Look at me now
Looking at me now you'd never know that a year ago I was getting ready to say goodbye, talking about funeral arrangements, and coming to terms with the fact that although, 28 wasn't a long life, it was a great life. I was on hospice care, down to 10% lung function, and was unable to walk on my own at times. Now, thankfully that's all changed.
Me in a nutshell
I was born with Cystic Fibrosis, which in the 80's not much was known of my disease other than the fact that most babies born with it didn't live to be very old. The day I was diagnosed, my mother was told not to get attached to me at all. You see that's almost impossible if you are excited to be a mother and are already attached to your child as parents. My parents refused to listen to what the doctors said about my life expectancy, especially once I surpassed all of thier predictions. From the moment they got me home they instilled one thing into my head and that was to never let my disease stop me from anything I wanted to do. They never let it keep me from being a kid, participating in any activity (even when they knew my lungs probably wouldn't be able to do them, they still let me try), and they always supported every dream I've ever had. For that I'm so thankful because if not, I'd say I wouldn't still be here. I'm a fighter and a dreamer because they allowed me to be.
Sandi's Bucket List
From a young age I've always had a list of things everyone wants to accomplish and most are things like climb Mt. Everest or visit London. Yet, for me they were a little more low key, you see I still was only supposed to have a maximum age of 25 at the most. So, my list was modest at first and then it grew. At the begining my list consisted of, Graduating HS, turn 18, attend college and so on. Of course I had a few I never thought I'd accomplish. Like modeling in California, seeing I was a sick kid from WV and even working at the Playboy Mansion was a dream of mine, thanks to the Fresh Prince of Bel-Air. Low and behold all off these things happened and with such amazing rewards, friendships, and stories inbetween. Accomplishing my goals and proving the doctors wrong became my mission in life for many years until I was stopped in my tracks and began to get sicker and sicker. Still to this day, I have 2 years of life I can't get back.
The last two years
Once I was home in WV and started a nonprofit organization to spread awareness for rare and commonly unknown diseases, I was hospitalized and needed surgery, due to complications with Cystic Fibrosis. After that admission my health began to go down hill and I couldn't seem to catch a break. My lung functions drop drastically and I was needing to be evaluated for a double lung transplant, which is highly common amongst CF patients. However, I was also diagnosed with a very bad super bug that will always be in my lungs thus making transplant very difficult and only a hand full of doctors will even go through with transplant with this bug. So, I was faced with a difficult decision; go through with the transplant and maybe pull through or pass on the transplant and allow someone else with a higher chance of survival than me get a new set of lungs. Indeed I chose not to go through with a transplant. Sadly, my lungs continued to get worse and worse where I was put on hospice care and though my last days were upon me. Thankfully, something in my head said, let's move to the beach at least if I pass, I'll be on the beach. Thankfully after a month of living in Myrtle Beach I was breathing so much better.

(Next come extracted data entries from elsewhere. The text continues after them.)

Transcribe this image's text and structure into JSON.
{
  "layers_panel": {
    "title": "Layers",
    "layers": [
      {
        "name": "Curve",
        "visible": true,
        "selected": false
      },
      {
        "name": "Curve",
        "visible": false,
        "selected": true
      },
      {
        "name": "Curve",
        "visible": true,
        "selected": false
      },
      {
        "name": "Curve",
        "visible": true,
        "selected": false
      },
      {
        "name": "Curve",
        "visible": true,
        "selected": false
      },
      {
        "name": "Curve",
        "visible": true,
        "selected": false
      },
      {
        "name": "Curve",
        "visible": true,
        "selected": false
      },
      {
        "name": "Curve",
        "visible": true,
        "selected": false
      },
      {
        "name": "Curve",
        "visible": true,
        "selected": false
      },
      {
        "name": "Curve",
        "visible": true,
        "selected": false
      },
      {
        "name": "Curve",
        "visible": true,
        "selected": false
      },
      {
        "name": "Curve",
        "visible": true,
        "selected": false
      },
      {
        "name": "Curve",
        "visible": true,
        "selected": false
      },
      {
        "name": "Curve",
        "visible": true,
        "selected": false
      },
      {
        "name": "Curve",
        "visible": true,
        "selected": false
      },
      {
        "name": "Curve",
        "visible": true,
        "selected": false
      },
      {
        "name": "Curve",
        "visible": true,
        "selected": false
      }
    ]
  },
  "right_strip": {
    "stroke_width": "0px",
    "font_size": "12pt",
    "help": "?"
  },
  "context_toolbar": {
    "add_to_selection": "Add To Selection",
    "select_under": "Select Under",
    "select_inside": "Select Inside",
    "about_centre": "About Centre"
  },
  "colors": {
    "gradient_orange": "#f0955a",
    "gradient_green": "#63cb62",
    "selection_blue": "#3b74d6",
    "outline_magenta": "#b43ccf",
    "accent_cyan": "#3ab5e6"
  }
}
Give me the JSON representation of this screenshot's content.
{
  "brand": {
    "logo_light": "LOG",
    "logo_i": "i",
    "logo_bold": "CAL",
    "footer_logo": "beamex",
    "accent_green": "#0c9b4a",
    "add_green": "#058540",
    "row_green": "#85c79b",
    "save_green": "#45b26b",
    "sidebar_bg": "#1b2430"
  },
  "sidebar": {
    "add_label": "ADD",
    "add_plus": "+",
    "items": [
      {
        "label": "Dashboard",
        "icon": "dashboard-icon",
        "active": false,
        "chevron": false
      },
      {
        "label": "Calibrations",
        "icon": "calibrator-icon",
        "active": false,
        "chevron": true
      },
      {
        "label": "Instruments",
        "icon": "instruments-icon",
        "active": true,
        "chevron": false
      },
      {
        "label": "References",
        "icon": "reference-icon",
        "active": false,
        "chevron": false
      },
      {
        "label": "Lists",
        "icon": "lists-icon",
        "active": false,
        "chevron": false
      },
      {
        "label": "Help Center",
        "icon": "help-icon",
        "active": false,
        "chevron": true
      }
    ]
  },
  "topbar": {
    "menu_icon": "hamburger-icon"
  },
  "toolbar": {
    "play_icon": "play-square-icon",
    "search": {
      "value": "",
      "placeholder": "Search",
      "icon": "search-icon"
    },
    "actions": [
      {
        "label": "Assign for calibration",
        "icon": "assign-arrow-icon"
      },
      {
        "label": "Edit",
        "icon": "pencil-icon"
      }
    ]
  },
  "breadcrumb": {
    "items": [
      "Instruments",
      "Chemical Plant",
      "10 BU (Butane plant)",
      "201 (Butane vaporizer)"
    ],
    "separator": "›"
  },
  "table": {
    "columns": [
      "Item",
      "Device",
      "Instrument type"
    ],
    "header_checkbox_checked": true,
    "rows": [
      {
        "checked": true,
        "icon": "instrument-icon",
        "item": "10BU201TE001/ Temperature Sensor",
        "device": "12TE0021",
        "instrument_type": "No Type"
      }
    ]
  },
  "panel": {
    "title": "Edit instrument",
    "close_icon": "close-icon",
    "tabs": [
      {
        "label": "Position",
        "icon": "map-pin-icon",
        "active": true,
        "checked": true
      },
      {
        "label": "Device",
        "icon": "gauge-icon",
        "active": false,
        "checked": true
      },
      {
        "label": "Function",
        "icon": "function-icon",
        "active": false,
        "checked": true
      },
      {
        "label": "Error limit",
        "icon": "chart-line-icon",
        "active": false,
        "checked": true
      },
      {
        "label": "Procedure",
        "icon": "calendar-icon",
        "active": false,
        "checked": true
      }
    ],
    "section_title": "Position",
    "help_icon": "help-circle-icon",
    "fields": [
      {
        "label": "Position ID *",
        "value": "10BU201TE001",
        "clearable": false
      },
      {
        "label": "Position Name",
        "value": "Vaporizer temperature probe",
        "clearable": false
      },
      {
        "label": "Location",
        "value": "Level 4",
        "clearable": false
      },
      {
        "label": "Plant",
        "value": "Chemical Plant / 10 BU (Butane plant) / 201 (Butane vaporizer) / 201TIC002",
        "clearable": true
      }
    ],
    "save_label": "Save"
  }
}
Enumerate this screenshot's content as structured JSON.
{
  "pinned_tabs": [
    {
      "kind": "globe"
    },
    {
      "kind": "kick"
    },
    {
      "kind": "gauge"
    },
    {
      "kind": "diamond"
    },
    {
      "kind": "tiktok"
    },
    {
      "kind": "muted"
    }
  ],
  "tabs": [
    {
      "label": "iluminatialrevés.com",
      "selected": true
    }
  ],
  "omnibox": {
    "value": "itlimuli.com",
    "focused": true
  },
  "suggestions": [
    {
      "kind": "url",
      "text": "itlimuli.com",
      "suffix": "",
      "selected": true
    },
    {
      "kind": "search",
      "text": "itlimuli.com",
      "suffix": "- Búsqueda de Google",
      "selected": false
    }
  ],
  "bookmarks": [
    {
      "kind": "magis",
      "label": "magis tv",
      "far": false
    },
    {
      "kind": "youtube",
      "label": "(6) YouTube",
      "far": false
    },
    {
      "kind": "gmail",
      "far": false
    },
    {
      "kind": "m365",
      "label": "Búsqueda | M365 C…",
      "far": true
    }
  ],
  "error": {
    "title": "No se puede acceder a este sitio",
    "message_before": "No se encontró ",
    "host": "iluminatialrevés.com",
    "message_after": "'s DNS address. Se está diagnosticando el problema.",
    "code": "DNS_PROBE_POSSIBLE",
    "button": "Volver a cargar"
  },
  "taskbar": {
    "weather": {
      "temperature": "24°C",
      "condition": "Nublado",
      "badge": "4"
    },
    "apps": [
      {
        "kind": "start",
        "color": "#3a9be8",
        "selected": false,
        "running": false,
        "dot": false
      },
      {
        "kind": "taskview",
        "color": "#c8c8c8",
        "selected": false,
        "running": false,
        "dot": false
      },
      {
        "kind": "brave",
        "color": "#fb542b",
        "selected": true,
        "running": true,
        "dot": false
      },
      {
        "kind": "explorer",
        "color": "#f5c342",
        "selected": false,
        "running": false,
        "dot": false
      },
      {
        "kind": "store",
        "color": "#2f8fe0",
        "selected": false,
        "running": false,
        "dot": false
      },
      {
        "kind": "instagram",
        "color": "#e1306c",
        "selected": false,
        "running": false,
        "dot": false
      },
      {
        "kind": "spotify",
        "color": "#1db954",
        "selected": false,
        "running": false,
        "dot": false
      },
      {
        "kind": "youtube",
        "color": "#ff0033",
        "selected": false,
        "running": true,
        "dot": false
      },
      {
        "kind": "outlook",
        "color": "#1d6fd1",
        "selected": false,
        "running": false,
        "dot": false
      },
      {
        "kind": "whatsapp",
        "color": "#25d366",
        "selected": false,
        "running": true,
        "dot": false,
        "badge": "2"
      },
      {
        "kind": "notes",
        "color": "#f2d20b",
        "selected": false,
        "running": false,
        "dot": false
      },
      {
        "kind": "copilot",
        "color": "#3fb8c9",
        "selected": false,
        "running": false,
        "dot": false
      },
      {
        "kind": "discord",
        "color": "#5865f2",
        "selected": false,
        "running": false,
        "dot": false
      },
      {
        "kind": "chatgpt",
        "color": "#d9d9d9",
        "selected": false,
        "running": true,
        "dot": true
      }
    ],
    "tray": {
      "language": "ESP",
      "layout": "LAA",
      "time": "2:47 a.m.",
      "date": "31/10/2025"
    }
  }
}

After two months I was walking around on my own and getting out and about. Now, 6 months after living in SC I no longer need oxygen, my lung functions are increasing every doctors appointment, and I'm back to bringing awareness for CF and knocking off more things from my bucket list. I'm trying to tell my story and hoping to help those with CF know that the diseases can't ever stop you from going for your dreams and making things happen. As long as you smile, stay positive, and work as hard as possible you can do anything. Disease be damned!